KL’s Start-Up Scene: Growing Share of the Economic Pie

KL Stories
KL’s Start-Up Scene: Growing Share of the Economic Pie
July 23, 2018


KL’s start-up scene has been going from strength to strength, charting a path to a vital economic role in Malaysia.


Powered by technology and the increasing popularity of e-commerce, the start-up sector is made up of a wide variety of disruptive businesses finding creative niches which more traditional business practices had previously missed. 


At 5.8 percent, the contribution of e-commerce to the Malaysian GDP is much lower compared to in China or the United States, which are at around 21% and 35% respectively.

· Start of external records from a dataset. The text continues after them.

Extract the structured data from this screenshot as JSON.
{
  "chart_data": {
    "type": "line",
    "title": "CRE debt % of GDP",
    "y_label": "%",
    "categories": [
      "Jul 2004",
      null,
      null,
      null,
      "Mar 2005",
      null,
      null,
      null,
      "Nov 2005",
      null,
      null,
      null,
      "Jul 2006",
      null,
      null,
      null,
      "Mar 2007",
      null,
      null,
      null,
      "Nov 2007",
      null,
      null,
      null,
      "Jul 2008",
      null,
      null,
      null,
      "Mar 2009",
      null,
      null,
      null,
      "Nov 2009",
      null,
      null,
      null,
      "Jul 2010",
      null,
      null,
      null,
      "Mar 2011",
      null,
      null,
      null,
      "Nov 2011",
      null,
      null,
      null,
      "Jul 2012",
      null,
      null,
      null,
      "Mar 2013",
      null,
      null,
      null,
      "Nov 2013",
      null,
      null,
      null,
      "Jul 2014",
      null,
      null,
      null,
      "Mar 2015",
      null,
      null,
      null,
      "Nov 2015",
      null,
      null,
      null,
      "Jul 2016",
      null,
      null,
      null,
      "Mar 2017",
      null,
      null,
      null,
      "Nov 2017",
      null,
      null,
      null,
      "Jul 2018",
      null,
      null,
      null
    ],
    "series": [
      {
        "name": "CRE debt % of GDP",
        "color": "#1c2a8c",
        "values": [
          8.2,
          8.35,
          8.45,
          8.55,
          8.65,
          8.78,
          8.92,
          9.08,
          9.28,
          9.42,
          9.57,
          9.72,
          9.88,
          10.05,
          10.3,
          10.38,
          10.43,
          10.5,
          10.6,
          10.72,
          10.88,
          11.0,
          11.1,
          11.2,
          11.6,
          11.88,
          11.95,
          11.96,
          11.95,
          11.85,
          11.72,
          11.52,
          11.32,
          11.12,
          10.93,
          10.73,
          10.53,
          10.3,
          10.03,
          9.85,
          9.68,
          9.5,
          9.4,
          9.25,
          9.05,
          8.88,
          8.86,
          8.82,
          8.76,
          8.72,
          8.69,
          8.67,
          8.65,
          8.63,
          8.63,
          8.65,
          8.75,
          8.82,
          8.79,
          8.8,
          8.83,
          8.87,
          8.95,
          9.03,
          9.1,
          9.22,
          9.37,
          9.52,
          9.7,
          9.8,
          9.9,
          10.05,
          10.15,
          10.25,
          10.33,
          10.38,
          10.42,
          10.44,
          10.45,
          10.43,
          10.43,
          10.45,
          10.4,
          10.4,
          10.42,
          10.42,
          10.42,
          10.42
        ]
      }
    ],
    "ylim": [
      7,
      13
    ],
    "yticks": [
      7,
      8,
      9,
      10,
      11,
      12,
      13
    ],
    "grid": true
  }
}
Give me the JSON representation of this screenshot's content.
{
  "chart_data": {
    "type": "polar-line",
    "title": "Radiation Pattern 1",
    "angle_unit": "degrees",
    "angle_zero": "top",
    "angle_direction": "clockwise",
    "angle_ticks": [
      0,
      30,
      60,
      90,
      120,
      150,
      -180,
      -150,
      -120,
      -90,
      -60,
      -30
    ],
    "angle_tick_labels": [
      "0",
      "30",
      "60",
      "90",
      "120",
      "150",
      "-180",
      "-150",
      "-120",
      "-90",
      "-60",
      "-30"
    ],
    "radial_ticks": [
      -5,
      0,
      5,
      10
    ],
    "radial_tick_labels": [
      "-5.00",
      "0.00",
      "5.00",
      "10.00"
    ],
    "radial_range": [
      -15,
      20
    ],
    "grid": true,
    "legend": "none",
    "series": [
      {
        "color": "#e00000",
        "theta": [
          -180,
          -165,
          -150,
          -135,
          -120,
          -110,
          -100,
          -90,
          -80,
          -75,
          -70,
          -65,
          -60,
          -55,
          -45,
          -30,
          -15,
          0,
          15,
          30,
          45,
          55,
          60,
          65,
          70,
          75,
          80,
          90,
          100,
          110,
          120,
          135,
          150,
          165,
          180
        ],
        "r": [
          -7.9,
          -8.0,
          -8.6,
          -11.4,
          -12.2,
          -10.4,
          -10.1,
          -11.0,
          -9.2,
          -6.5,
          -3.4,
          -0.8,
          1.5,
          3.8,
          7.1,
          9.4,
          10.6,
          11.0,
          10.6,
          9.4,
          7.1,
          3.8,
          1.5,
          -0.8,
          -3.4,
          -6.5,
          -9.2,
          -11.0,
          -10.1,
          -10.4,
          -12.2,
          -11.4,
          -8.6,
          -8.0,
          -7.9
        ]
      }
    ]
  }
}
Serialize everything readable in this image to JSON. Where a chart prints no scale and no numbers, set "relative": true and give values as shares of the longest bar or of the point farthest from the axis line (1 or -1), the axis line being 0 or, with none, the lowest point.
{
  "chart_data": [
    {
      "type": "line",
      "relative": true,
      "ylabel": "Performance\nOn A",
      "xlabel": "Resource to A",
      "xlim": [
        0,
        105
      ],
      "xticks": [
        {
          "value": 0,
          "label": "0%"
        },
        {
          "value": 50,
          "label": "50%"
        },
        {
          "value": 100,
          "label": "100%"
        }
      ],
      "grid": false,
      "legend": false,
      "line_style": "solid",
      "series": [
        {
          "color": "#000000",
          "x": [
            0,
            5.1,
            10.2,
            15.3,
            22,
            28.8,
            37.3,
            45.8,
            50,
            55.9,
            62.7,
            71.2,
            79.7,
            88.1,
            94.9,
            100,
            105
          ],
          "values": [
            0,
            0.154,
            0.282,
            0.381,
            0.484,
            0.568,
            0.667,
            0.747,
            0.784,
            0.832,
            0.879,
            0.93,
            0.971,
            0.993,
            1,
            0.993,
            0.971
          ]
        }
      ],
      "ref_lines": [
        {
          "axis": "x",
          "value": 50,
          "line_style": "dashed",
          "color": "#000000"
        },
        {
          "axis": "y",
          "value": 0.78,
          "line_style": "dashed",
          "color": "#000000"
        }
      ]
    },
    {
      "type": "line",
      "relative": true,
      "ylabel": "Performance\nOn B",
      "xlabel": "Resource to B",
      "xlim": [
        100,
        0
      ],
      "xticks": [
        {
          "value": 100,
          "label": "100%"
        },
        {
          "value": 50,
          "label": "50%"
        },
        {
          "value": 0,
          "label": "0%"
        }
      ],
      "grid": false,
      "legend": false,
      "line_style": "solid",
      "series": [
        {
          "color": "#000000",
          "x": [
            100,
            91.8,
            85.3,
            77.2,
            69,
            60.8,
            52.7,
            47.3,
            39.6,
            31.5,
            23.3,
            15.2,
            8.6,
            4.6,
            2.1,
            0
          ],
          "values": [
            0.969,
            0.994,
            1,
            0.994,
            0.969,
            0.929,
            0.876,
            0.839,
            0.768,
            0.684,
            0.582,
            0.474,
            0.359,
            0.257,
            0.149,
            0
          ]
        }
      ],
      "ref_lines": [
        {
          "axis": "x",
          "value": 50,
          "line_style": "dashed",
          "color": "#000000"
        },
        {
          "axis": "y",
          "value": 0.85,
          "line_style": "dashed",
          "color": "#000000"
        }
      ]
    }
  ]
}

However, the Malaysian market is growing rapidly and this proportion is expected to increase in the coming years.


A PwC consumer survey in 2016 showed that 48% of Malaysian consumers are making monthly online purchases, and these numbers combine to show clear growth potential in this area.


Globally, just the sharing economy portion of the start-up sector is expected to be a US$3.1 trillion industry by 2025, valued at US$270 billion as of 2017.


According to Malaysia Digital Economy Corporation’s (MDEC) Director for B40, Nordarzy Razak  “The sharing economy in Malaysia will be worth between US$10 to 14 billion by 2025, creating 1.2 million jobs for around 540,000 youth freelancers (aged 18 to 34 years old).”


Young and Hungry


The biggest home-grown success in the start-up sector is undoubtedly Grab, the ride-hailing service that recently bought over Uber in Southeast Asia for a 27.5 percent share in the company.    


Co-founder and CEO Anthony Tan was still in his 20s when he launched MyTeksi, and just five years later, the rebranded company known as Grab would gain a reported US$6 billion (RM25 billion) valuation.


In 2017, The Edge named Grab the highest-value tech start-up in Southeast Asia after it announced that it would be raising up to US$2.5 billion from its latest round of fundraising, which included a confirmed US$2.0 billion from Japan’s Softbank and Chinese ride-hailing giant Didi Chuxing.


In this new economic model, unicorn companies ­– start-ups valued at over US$1 billion – can raise significant capital without the need to go through the traditional method of a stock market listing.  


Even for Tan himself, scion of a top business family, he struggled to explain how his idea would work.


“My family had a tough time understanding what I was trying to do and I don’t blame them,” Tan told the FT.


The youthful energy, innovation and tech savviness of the start-up ecosystem melds beautifully with Malaysia’s increasingly urban and youthful demographic who are comfortable trying new things and take the digital world as par for the course.


The institutional support for digital innovation and entrepreneurship in Malaysia is also strong with public and private initiatives such as Alliance Bank’s annual BizSmart SME Innovation Challenge and the Ministry of Finance’s Cradle Fund, one of the first investors in Grab.


For FashionValet’s Vivy Yusof, her start-up’s big break came via competing in a reality TV programme to win a RM1 million investment from MyEG, the government’s concessionaire for electronic solutions and services. 


Vivy too was in her 20s at the time, and today, Fashion Valet is one of the largest fashion sites in Southeast Asia and a pioneer multi-label online shop featuring over 400 designers and brands from the region.


Working in a more forward-looking sector like fashion, Vivy told online business portal Asian Entrepreneur that, “Meeting local brands every day and convincing them of this new idea was easy because they were excited about the new online shopping phenomenon, and with my blog following, we connected the two parties (designers and customers) together.”


But she faced familiar difficulties when looking to raise money.


“We met with a lot of VCs and financial institutions. The conservative ones did not want to take the risk and did not understand the huge potential of e-commerce in South East Asia,” Vivy recalls.


The future of the start-up economy in Malaysia is looking bright as these early successes pave the way to a growing market.


“E-commerce is constantly expanding, the potential is enormous and I think smart investors know that,” Vivy concludes.


And Malaysia’s youth look ready to participate, expand and bring more creative disruptions that have yet to be imagined.